USO football players who were stranded in Sudan returned and resumed training

The USO footballers were full in training, this Tuesday morning. The group is preparing its next league match which will take place on Saturday night at home, against Lens. And the 5 players of the Algerian selection who had found themselves stranded in Sudan, with their trainer Farid Kebsi, during a coup d’état ten days ago, returned to Orleans Sunday night.

Relieved to be home

They had left Khartoum, the Sudanese capital, last Saturday (October 30) after having been confined for a week in their hotel. They were evacuated by a plane to Algiers, where they made a short stopover before returning to France. These five young women have agreed to look back on what they have experienced.

Four of five USO players stranded in Sudan following coup
Lydie Lahaix

Me since my return I have a smile, I am super happy to have found my teammates“explains babysitter Chloé N’Gazi.”We really are a tight-knit group and they missed us last week so now i think it gives us an extra trick, we have even more resentment, the desire to play for the team“.

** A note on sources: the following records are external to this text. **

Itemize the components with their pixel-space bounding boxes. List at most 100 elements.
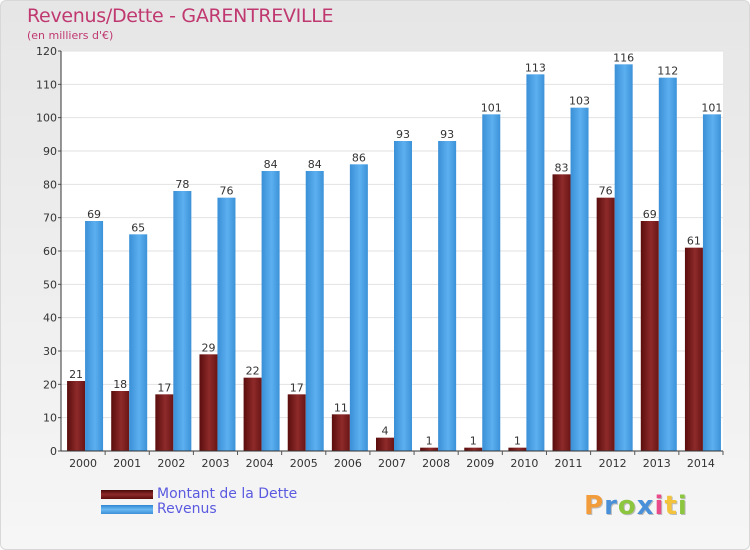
y-tick-label: 100 — [36, 112, 57, 125]
legend-label-revenue: Revenus — [157, 501, 217, 517]
bar-debt — [287, 394, 306, 451]
y-tick-label: 120 — [36, 45, 57, 58]
bar-debt — [596, 197, 615, 451]
bar-revenue — [482, 114, 501, 451]
bar-debt — [111, 391, 130, 451]
data-label-revenue: 93 — [440, 128, 454, 141]
data-label-debt: 22 — [246, 365, 260, 378]
data-label-debt: 61 — [687, 235, 701, 248]
bar-debt — [508, 447, 527, 451]
x-tick-label: 2008 — [422, 457, 450, 470]
bar-revenue — [217, 197, 236, 451]
x-tick-label: 2012 — [599, 457, 627, 470]
data-label-debt: 17 — [157, 381, 171, 394]
bar-debt — [331, 414, 350, 451]
data-label-revenue: 103 — [569, 95, 590, 108]
bar-debt — [640, 221, 659, 451]
data-label-debt: 18 — [113, 378, 127, 391]
bar-debt — [67, 381, 86, 451]
bar-revenue — [614, 64, 633, 452]
data-label-revenue: 113 — [525, 61, 546, 74]
y-tick-label: 90 — [43, 145, 57, 158]
bar-revenue — [349, 164, 368, 452]
proxiti-logo: Proxiti — [584, 491, 688, 521]
x-tick-label: 2013 — [643, 457, 671, 470]
data-label-revenue: 101 — [701, 101, 722, 114]
legend-swatch-debt — [101, 490, 153, 499]
bar-debt — [199, 354, 218, 451]
data-label-debt: 11 — [334, 401, 348, 414]
bar-debt — [155, 394, 174, 451]
bar-debt — [420, 447, 439, 451]
x-tick-label: 2009 — [466, 457, 494, 470]
x-tick-label: 2002 — [157, 457, 185, 470]
chart-subtitle: (en milliers d'€) — [27, 29, 114, 42]
data-label-revenue: 101 — [481, 101, 502, 114]
bars — [67, 64, 721, 452]
bar-debt — [243, 377, 262, 451]
bar-debt — [552, 174, 571, 452]
bar-revenue — [438, 141, 457, 451]
data-label-debt: 17 — [290, 381, 304, 394]
axes: 0 10 20 30 40 50 60 70 80 90 100 110 120 2000 2001 2002… — [36, 45, 724, 470]
logo-letter: i — [677, 491, 688, 521]
x-tick-label: 2006 — [334, 457, 362, 470]
bar-revenue — [85, 221, 104, 451]
x-tick-label: 2000 — [69, 457, 97, 470]
bar-debt — [464, 447, 483, 451]
y-tick-label: 40 — [43, 312, 57, 325]
y-tick-label: 70 — [43, 212, 57, 225]
bar-debt — [684, 247, 703, 451]
x-tick-label: 2007 — [378, 457, 406, 470]
data-label-debt: 1 — [470, 435, 477, 448]
logo-letter: t — [664, 491, 678, 521]
y-tick-label: 50 — [43, 278, 57, 291]
x-tick-label: 2001 — [113, 457, 141, 470]
data-label-revenue: 76 — [219, 185, 233, 198]
data-label-debt: 29 — [201, 341, 215, 354]
y-tick-label: 110 — [36, 78, 57, 91]
data-label-debt: 4 — [382, 425, 389, 438]
data-label-revenue: 86 — [352, 151, 366, 164]
logo-letter: o — [617, 491, 637, 521]
bar-revenue — [526, 74, 545, 451]
y-tick-label: 30 — [43, 345, 57, 358]
data-label-revenue: 116 — [613, 51, 634, 64]
bar-revenue — [129, 234, 148, 451]
y-tick-label: 60 — [43, 245, 57, 258]
bar-revenue — [173, 191, 192, 451]
data-label-debt: 1 — [426, 435, 433, 448]
data-label-debt: 69 — [643, 208, 657, 221]
y-tick-label: 10 — [43, 412, 57, 425]
data-label-debt: 1 — [514, 435, 521, 448]
bar-debt — [376, 437, 394, 451]
bar-revenue — [570, 107, 589, 452]
data-label-revenue: 69 — [87, 208, 101, 221]
data-label-revenue: 93 — [396, 128, 410, 141]
bar-revenue — [658, 77, 677, 452]
data-label-revenue: 78 — [175, 178, 189, 191]
y-tick-label: 0 — [50, 445, 57, 458]
data-label-revenue: 84 — [264, 158, 278, 171]
bar-revenue — [702, 114, 721, 451]
x-tick-label: 2005 — [290, 457, 318, 470]
x-tick-label: 2004 — [246, 457, 274, 470]
data-label-debt: 76 — [599, 185, 613, 198]
x-tick-label: 2011 — [555, 457, 583, 470]
data-label-revenue: 84 — [308, 158, 322, 171]
data-label-debt: 83 — [555, 161, 569, 174]
legend-swatch-revenue — [101, 505, 153, 514]
bar-revenue — [305, 171, 324, 451]
legend-label-debt: Montant de la Dette — [157, 486, 298, 502]
x-tick-label: 2014 — [687, 457, 715, 470]
bar-revenue — [394, 141, 412, 451]
y-tick-label: 20 — [43, 378, 57, 391]
bar-chart: 0 10 20 30 40 50 60 70 80 90 100 110 120 2000 2001 2002… — [36, 45, 724, 470]
data-label-revenue: 112 — [657, 65, 678, 78]
bar-revenue — [261, 171, 280, 451]
chart-title: Revenus/Dette - GARENTREVILLE — [27, 5, 334, 27]
logo-letter: r — [604, 491, 618, 521]
logo-letter: i — [654, 491, 665, 521]
y-tick-label: 80 — [43, 178, 57, 191]
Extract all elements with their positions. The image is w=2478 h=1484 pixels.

We were safe in this hotel, it was the wait that was long

At her side, midfielder Amira Ould Braham, she also has a smile and she remembers these six days spent in the Sudanese capital. “We were safe, we were at the hotel, there was no danger for us but in the end it was a bit long. Staying locked up is never easy, it was above all the expectation and impatience to tell each other when are we going to return, that was the heaviest thing, but from the moment we arrived in Algeria, we knew that we would quickly return to France.

Asked if there is any trauma from what they went through, Amira Ould Braham says, “there are traces, yes because these are life experiences but these are not traces that will mark me or prevent me from playing on the field, not at all“.

The joy of being in the field after ten days of absence
The joy of being in the field after ten days of absence
Lydie Lahaix

The speech of his players reassures Farid Kebsi. The Orleans coach lived alongside them this military coup, as assistant coach of the Algerian women’s team. “We had a group of 22 girls aged 18 to 25, it was necessary first think of them and be in kindness. We could easily give news to our loved ones and then we had to take care, we organized every day of training sessions with the means available to us at the hotel“explains the coach.

It was an uncomfortable situation but it allows keep your feet on the ground and to think that we are still lucky when we see what is happening in this country, we put into perspective our little daily worries“adds Farid Kebsi.

This kind of event can strengthen a group

The players who were there lived together for ten days, 24 hours a day, in conditions of doubt, so it strengthens the bonds. And the players who were here (in Orleans) were necessarily worried about their girlfriends. But there today we go back to work it’s something that is now a thing of the past “ still analyzes the coach.

Girls can use it perhaps to question themselves about what happens to them in their daily life, you have to use it to move forward. But here we are more riveted on our match next Saturday than on what happened to us. We go find our daily routine and prepare for this match as well as possible“concludes Farid Kebsi.

Next USO women's match, this Saturday, at home, against Lens
Next USO women’s match, this Saturday, at home, against Lens
Lydie Lahaix

USO-Lens, at La Source stadium, this Saturday, November 6. Match of the 8th day of women’s D2. Kick-off at 6 p.m.